Push to secure provider status for pharmacists advances.
Reps. Brett Guthrie (R., Ky.), G.K. Butterfield (D., N.C.) and Todd Young (R., Ind.) last month introduced H.R. 4190, which aims to widen the scope of health services that pharmacists provide via Medicare. The bill would amend Title XVIII of the Social Security Act to enable pharmacists to be reimbursed under Medicare Part B for certain health services in medically underserved communities.
"This simple bill would benefit millions of seniors across the country and particularly those that live in rural and underserved areas," Butterfield said when introducing the legislation. "Expanding patient access to primary care through trained, qualified and licensed pharmacists, while also addressing the shortage in the delivery of care, is basic supply and demand."
Many states allow pharmacists to provide health services beyond prescriptions--such as immunizations, diabetes management, blood pressure screenings and routine health checks--but there's no mechanism for reimbursing pharmacists for these services under Medicare, the lawmakers noted. They said this "commonsense bill" enables pharmacists to be reimbursed for services they are already allowed to perform, when administered in medically underserved areas.
"I routinely hear from Kentuckians who rely on their pharmacists as their initial access point to health care," Guthrie commented. "Whether it's to inquire about medication or potential side effects or discussing other ailments and complications, many patients view their pharmacist as a critical member of their health care team. This legislation will increase patient access to basic services in a cost-effective and responsible way. " Pharmacy trade groups hailed the proposed legislation. The National Association of Chain Drug Stores said the bill would designate pharmacists as health care providers in Medicare. "The provider status designation will amplify pharmacists' ability to do what they do best: serve patients and help them on the road to better health," stated NACDS president and chief executive officer Steve Anderson.
Pharmacists have been limited in the number and types of services they can perform because they haven't been recognized as health care providers by third-party payers, including Medicare and Medicaid, according to NACDS. "Combined with their expertise and training, pharmacists as health care providers can serve their patients to their full capabilities," Anderson added. "Expanding the role of pharmacists to meet the demands of more than 30 million newly insured patients can only help alleviate the increased need for health care services. We are hopeful that this legislation is the first step toward the ultimate goal of achieving success for patient health."

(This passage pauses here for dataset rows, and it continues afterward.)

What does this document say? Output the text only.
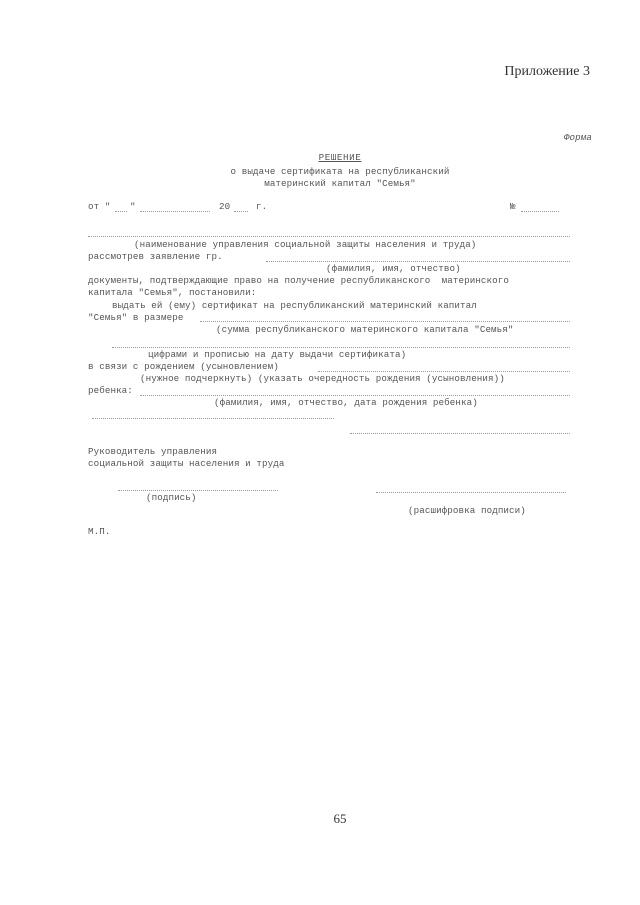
Приложение 3
Форма
РЕШЕНИЕ
о выдаче сертификата на республиканский
материнский капитал "Семья"
от " "	20	г.	№
(наименование управления социальной защиты населения и труда)
рассмотрев заявление гр.
(фамилия, имя, отчество)
документы, подтверждающие право на получение республиканского  материнского
капитала "Семья", постановили:
выдать ей (ему) сертификат на республиканский материнский капитал
"Семья" в размере
(сумма республиканского материнского капитала "Семья"
цифрами и прописью на дату выдачи сертификата)
в связи с рождением (усыновлением)
(нужное подчеркнуть) (указать очередность рождения (усыновления))
ребенка:
(фамилия, имя, отчество, дата рождения ребенка)
Руководитель управления
социальной защиты населения и труда
(подпись)
(расшифровка подписи)
М.П.
65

The National Community Pharmacists Association (NCPA) said H.R. 4190 would expand health care access by allowing state-licensed pharmacists in traditionally underserved communities to participate in and be reimbursed for more services via Medicare Part B. "Community pharmacists are ideally positioned to play a greater role in health care, so NCPA is proud to support this legislation," stated NCPA CEO B. Douglas Hoey.

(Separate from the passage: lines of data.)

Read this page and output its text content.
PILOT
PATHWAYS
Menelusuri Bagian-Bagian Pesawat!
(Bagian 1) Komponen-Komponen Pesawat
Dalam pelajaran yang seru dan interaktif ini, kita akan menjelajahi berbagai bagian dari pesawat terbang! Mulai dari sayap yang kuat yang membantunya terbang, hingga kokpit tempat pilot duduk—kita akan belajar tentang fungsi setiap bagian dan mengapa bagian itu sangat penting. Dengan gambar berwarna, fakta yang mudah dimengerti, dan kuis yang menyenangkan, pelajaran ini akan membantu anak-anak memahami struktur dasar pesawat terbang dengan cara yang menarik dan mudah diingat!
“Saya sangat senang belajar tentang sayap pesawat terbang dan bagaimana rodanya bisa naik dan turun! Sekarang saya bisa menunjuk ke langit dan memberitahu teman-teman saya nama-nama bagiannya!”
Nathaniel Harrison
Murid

Measures to recognize pharmacists as health care providers and expand their scope of services are already under way in some states. This past fall California enacted a law that authorizes its state pharmacy board to recognize an "advanced practice pharmacist," expanding pharmacists' ability to collaborate with other members of a patient's health care team. Pharmacists with that designation can perform physical assessments, order and interpret medication-related tests, and refer patients to other providers.

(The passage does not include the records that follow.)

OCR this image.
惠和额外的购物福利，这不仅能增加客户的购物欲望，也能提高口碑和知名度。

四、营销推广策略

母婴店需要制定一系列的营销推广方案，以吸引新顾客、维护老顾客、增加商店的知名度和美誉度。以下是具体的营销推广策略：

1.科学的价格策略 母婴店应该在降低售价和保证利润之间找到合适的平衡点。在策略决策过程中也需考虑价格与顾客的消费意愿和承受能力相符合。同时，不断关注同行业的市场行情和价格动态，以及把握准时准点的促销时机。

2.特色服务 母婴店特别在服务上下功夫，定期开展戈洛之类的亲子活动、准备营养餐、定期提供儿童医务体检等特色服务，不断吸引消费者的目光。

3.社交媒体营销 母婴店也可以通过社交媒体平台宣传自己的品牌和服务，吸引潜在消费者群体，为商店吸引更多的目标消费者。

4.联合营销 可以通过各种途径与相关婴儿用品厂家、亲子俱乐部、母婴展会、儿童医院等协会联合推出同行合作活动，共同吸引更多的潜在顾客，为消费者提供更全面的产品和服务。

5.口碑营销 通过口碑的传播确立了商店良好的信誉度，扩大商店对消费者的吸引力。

In Massachusetts, pending legislation would grant pharmacists provider status. A state House bill (H. 2060) would classify pharmacists as health care providers, but it doesn't address compensation for services. Meanwhile, a Massachusetts Senate bill (S.484) would deem pharmacists to be health care providers and set benefits for services rendered under a collaborative practice agreement.
Other states--including Florida, Ohio, North Carolina, Minnesota, Iowa, Vermont and Mississippi --have specified health services for which pharmacists can be reimbursed but haven't recognized them as health care providers under statute, according to the American Society of Consultant Pharmacists.